Assallamualaikum wr. wb.
Semoga hari kalian menyenangkan teman-temanku, saya harap kalian tidak bosan berjumpa dengan saya lagi melalui perantara tulisan. Kali ini saya akan menuliskan sedikit pengalaman dari diri saya pribadi ketika mengikuti sebuah acara seminar nasional.
Sebuah acara Seminar Nasional diselenggarakan oleh program studi Pendidikan Bahasa dan Sastra Indonesia di Balairung Universitas PGRI Semarang tepatnya pada tanggal 15 Desember 2016 dengan tema "Budaya Literasi Menuju Generasi Emas bagi Guru Pembelajar" dengan menghadirkan tiga orang pembicara kunci yang ternama, yaitu Prof. Gufron Ali Ibrahim (Kepala Pusat Pembinaan, Badan Pengembangan dan Pembinaan Bahasa, Kementerian Pendidikan dan Kebudayaan), NH. Dini (Sastrawan), dan Seno Gumira Ajidarma (Rektor IKJ).
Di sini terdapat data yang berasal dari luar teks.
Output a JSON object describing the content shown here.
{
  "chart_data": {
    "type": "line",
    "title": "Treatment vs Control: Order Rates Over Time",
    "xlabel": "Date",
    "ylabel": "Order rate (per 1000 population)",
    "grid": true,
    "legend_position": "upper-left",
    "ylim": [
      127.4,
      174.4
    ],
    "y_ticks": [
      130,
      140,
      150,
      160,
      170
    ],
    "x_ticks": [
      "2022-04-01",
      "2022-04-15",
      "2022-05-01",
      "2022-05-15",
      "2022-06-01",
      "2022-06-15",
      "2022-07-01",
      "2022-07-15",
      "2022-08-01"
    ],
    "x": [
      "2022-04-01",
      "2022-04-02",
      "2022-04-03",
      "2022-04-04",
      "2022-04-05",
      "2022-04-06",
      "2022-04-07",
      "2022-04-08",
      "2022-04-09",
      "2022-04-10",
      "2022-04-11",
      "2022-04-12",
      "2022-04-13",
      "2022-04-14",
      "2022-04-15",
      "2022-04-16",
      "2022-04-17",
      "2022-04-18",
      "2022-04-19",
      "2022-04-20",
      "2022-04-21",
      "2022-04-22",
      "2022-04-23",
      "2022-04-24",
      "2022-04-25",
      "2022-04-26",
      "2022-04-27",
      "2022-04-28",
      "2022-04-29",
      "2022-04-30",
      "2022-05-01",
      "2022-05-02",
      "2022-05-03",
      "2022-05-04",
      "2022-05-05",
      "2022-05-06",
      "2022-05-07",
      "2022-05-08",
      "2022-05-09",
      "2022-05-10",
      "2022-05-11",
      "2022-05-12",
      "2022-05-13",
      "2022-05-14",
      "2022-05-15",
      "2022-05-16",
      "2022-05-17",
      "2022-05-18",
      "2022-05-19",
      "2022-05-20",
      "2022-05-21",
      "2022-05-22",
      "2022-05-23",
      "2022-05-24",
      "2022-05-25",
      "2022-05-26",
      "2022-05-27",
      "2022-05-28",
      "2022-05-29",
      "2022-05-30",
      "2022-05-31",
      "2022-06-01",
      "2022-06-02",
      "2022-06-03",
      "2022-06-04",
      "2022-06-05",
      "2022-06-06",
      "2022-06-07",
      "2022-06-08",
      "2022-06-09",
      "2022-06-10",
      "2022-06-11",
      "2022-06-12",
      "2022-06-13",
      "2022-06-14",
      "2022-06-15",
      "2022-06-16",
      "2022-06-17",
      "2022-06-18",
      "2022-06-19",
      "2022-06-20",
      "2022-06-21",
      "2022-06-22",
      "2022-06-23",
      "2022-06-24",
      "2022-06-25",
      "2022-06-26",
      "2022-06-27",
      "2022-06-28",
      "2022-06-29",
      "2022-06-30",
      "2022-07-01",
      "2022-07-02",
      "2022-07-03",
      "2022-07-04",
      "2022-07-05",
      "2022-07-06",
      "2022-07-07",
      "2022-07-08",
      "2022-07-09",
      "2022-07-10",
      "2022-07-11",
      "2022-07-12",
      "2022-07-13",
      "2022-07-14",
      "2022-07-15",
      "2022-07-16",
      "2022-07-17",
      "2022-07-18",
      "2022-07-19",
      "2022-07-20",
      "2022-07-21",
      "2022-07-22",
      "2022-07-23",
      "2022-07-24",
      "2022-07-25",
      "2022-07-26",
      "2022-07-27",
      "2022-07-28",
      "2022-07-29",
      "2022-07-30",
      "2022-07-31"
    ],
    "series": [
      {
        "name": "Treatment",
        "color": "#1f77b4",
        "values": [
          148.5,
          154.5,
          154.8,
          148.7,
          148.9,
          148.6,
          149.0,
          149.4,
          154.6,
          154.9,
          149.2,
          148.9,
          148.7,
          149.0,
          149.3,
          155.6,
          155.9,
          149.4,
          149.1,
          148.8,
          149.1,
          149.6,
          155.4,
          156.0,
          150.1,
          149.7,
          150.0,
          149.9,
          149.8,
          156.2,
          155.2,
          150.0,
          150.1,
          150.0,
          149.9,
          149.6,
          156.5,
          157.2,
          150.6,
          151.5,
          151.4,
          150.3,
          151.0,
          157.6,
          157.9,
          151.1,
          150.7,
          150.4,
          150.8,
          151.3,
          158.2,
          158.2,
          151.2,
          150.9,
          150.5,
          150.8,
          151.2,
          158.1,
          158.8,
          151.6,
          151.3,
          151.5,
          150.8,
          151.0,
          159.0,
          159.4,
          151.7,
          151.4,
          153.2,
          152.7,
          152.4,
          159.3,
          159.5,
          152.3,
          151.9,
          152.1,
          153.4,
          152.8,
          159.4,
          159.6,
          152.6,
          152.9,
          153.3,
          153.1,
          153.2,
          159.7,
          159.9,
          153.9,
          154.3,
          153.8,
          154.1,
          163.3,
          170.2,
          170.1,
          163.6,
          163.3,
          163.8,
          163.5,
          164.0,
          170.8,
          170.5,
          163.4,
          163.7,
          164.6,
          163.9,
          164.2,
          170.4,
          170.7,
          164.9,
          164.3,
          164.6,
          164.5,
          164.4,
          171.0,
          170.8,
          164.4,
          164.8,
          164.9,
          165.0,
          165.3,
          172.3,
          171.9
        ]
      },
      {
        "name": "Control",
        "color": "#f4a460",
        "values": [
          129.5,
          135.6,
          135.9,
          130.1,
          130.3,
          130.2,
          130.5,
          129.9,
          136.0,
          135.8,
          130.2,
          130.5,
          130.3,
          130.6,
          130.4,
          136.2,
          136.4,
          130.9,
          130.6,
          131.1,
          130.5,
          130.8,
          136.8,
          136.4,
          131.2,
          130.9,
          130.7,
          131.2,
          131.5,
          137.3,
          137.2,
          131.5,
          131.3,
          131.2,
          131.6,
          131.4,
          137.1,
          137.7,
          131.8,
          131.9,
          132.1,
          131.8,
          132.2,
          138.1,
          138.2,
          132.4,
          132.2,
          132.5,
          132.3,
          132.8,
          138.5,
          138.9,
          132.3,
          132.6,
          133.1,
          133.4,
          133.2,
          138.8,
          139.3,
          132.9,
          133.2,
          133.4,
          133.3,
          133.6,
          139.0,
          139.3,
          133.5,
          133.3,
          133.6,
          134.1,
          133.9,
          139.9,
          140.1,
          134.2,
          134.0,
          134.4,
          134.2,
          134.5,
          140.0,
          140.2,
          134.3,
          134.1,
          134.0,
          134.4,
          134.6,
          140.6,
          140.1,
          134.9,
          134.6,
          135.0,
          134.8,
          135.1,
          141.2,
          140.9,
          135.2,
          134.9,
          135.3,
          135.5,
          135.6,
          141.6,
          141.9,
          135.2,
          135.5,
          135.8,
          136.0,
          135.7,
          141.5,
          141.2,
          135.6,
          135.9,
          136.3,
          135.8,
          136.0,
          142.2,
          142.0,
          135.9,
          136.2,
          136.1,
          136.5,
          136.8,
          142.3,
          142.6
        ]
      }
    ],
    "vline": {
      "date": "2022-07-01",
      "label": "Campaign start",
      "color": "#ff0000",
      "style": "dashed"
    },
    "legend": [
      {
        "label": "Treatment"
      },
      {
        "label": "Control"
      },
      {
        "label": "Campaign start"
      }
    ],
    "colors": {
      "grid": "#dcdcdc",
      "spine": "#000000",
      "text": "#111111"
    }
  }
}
Acara tersebut dimulai pada pukul 08.45 WIB dan dibuka dengan doa, lantunan lagu kebangsaan kita "Indonesia Raya", dan sebuah penampilan drama monolog oleh seorang mahasiswi program studi Pendidikan Bahasa dan Sastra Indonesia Universitas PGRI Semarang. Selain itu, dua buah sesi sambutan juga disampaikan oleh Ketua Program Studi Pendidikan Bahasa dan Sastra Indonesia, Nanik Setyawati, S.S., M.Hum. dan Bapak Rektor Universitas PGRI Semarang Dr. Muhdi, S.H., M.Hum.
Dalam sambutannya, Bapak Muhdi, Rektor UPGRIS menegaskan bahwa budaya membaca sangat diperlukan guna meningkatkan SDM bangsa kita.
"Saya sedih, dalam survei kemarin budaya membaca di Indonesia hanya sekitar 0.001 persen, jadi kira-kira setiap seribu orang, hanya ada satu orang yang gemar membaca. Maka lewat seminar ini, mari kita mulai budayakan membaca untuk mencapai masa depan yang baik." Kata Bapak Muhdi di sela-sela sambutannya itu.
Setelah sambutan yang disampaikan oleh Rektor UPGRIS, acara dilanjutkan dengan penyampaian materi oleh ketiga pembicara kunci. NH. Dini menyampaikan mengenai pentingnya bahasa sebagai jati diri bangsa kita. Ia menerangkan bahwa kita seharusnya bangga dengan bahasa nasional yang kita miliki. Bahkan ia menyebutkan contoh bagaimana pentingnya bahasa sebagai jati diri bangsa.
"Di Filiphina memiliki bahasa Tagalog, sama halnya dengan di Malaysia terdapat bahasa Melayu yang serumpun dan menyerupai bahasa Indonesia, namun ketika di lingkungan umum mereka lebih dominan menggunakan bahasa Inggris-Amerika dari pada bahasanya sendiri." Contoh yang disampaikan NH. Dini pada materinya.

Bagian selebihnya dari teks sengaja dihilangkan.